On May 4, 2015, the UW–Madison Arboretum welcomed David Stevens as the new curator of the Longenecker Horticultural Gardens.
Professor Edward Hasselkus, the previous curator, cared for the gardens for almost 50 years. With his exceptional stewardship and many generous donations from supporters over the past several years, a solid foundation is set for the new endowed position being filled by David Stevens. David’s commitment to build on that foundation will ensure that Longenecker Horticultural Gardens continue as an integral part of UW–Madison Arboretum mission as well as a renowned public destination.
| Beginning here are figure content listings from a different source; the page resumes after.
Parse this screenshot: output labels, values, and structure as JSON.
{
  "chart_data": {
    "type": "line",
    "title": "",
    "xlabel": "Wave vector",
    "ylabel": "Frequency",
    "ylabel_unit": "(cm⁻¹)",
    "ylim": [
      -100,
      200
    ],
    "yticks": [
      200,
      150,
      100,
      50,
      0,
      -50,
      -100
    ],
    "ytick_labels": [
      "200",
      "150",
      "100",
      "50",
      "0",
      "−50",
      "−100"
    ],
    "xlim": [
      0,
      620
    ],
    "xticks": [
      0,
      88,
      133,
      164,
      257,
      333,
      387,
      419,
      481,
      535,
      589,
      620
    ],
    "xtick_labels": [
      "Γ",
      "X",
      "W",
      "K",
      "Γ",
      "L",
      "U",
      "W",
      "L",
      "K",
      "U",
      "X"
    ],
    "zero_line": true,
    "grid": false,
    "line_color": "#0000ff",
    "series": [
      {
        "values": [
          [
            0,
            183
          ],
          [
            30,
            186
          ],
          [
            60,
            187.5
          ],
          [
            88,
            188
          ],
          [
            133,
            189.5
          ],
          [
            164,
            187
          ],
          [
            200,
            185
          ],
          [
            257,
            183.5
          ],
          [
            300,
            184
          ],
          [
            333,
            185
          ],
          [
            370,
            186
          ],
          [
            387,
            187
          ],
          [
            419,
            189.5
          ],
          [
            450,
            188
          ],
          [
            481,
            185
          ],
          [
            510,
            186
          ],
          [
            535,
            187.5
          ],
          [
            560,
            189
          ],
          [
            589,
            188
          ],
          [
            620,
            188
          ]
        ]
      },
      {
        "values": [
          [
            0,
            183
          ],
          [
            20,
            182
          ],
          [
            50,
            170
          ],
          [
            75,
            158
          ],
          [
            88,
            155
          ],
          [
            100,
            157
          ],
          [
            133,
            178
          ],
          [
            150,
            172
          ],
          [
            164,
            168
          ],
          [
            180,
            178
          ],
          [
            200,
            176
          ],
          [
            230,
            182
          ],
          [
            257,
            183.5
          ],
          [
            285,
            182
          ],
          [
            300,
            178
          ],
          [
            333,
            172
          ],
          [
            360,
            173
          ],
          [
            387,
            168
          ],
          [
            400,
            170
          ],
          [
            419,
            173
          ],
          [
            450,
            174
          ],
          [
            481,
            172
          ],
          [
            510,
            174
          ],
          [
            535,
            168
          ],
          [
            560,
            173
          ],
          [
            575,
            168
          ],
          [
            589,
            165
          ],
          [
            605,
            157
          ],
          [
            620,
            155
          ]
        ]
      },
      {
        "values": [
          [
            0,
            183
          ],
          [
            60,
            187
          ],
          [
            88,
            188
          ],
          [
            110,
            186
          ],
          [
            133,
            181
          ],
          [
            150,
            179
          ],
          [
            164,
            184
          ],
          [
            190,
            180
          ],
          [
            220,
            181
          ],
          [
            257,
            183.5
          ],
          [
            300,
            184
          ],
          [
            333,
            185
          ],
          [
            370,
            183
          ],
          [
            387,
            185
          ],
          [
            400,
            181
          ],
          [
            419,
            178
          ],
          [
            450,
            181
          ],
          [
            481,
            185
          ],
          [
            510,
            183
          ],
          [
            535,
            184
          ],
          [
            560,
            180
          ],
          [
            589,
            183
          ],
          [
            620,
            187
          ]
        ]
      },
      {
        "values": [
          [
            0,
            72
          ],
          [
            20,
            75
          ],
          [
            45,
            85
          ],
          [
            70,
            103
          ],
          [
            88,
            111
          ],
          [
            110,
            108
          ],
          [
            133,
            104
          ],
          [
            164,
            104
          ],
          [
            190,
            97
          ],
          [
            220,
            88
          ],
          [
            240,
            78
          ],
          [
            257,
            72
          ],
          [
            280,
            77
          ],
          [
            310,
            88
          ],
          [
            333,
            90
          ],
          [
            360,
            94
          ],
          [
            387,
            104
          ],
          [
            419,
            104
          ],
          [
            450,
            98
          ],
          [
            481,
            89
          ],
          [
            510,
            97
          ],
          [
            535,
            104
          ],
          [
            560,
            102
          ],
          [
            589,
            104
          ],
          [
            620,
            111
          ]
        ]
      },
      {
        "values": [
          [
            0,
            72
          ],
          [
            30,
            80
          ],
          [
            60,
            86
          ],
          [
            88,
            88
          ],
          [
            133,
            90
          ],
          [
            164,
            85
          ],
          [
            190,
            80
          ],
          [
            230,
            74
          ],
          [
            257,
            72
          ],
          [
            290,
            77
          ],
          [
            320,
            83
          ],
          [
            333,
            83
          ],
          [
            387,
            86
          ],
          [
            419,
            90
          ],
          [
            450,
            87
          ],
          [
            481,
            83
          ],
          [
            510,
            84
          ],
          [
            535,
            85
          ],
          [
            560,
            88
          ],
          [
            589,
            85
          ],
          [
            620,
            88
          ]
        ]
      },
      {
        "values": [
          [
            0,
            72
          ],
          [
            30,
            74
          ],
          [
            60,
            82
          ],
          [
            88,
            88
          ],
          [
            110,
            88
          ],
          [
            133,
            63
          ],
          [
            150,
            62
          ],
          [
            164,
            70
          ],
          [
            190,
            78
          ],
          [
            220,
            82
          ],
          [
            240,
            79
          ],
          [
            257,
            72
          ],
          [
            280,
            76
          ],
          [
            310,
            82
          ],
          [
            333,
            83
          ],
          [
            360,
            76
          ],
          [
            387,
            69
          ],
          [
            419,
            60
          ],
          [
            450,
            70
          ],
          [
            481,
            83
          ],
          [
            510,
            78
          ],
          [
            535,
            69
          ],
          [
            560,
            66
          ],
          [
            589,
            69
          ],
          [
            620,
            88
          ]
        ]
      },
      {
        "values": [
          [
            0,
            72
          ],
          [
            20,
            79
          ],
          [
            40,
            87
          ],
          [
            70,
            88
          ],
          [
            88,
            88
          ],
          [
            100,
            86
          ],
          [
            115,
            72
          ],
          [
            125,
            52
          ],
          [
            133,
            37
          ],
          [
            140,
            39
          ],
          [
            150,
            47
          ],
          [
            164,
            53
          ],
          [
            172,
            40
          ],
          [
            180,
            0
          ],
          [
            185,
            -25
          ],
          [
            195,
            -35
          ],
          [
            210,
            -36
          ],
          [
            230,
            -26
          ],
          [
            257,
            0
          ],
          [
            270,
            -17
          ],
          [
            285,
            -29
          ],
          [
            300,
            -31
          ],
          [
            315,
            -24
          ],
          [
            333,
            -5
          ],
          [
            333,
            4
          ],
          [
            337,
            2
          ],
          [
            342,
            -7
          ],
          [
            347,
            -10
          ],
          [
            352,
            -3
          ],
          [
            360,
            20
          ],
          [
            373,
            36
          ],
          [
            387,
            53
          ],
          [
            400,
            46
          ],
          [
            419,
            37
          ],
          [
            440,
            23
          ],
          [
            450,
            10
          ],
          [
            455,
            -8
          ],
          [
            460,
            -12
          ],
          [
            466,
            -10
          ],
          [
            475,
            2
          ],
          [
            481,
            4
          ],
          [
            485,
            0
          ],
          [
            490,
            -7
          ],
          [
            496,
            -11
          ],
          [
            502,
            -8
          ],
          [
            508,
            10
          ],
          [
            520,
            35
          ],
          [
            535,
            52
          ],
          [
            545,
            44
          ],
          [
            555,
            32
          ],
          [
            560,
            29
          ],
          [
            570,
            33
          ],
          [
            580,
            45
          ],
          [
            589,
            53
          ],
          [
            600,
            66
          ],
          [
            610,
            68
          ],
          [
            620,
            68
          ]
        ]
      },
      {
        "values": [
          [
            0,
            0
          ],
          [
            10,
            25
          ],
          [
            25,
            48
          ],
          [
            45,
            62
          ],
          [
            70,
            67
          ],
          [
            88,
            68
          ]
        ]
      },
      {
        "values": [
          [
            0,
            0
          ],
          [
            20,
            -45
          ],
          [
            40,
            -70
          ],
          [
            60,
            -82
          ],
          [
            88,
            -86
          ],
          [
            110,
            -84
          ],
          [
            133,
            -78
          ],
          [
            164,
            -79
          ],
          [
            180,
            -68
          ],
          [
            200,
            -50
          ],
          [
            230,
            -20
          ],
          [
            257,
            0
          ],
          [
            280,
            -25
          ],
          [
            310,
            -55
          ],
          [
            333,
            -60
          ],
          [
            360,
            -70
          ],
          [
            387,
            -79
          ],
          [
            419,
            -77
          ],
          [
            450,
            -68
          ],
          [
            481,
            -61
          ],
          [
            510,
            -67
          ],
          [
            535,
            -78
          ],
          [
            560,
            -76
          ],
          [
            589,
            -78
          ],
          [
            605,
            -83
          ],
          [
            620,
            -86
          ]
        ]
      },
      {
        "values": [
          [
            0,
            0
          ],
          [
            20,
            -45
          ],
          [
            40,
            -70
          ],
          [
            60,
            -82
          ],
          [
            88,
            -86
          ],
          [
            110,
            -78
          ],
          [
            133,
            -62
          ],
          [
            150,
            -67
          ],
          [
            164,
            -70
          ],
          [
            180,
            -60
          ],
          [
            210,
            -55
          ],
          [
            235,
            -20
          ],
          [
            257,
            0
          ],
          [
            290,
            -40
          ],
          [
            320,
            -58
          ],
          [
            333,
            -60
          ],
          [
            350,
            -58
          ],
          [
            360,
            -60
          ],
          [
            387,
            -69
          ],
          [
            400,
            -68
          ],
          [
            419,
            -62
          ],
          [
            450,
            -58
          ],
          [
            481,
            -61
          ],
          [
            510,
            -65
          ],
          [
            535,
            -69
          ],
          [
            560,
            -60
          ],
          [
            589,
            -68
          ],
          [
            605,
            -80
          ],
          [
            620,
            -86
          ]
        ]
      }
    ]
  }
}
David completed his bachelor’s degree in horticulture at Virginia Tech and his master’s in horticulture at the UW–Madison. His studies at the UW included working with Ed Hasselkus in Longenecker Gardens.
David’s extensive career experience includes industry work at Agracetus in Middleton and horticultural work at the Dallas Arboretum and Botanical Garden. Most recently, he held the position of state forest improvement research specialist in the UW–Madison Department of Forest and Wildlife Ecology.
When asked why he sought the curator position, David said, “as a horticulturist with a love of woody ornamentals, I would have kicked myself for the rest of my life if I hadn’t applied for this once-in-a-lifetime opportunity to work with the preeminent woody ornamental collection in the state. I came to Madison from out of state 25 years ago to pursue my master’s degree with Professor Ed Hasselkus, at which time I was introduced to the regional jewel that is Longenecker Horticultural Gardens. I spent many hours in the gardens doing research for my master’s project and have visited off and on through the years, always come away with a sense of awe for the beauty, robustness, and diversity of the collection. In addition, as an undergraduate at Virginia Tech, I learned of the Arboretum for its astounding work on prairie restoration and natural habitat ecology. Curtis Prairie, in particular, has always enchanted me and was a primary impetus for establishing a small 2.5-acre prairie restoration on my own property.”
David says a short-term goal, along with maintaining and enhancing the collection, is to work with staff to make the plant collection available online in a searchable form.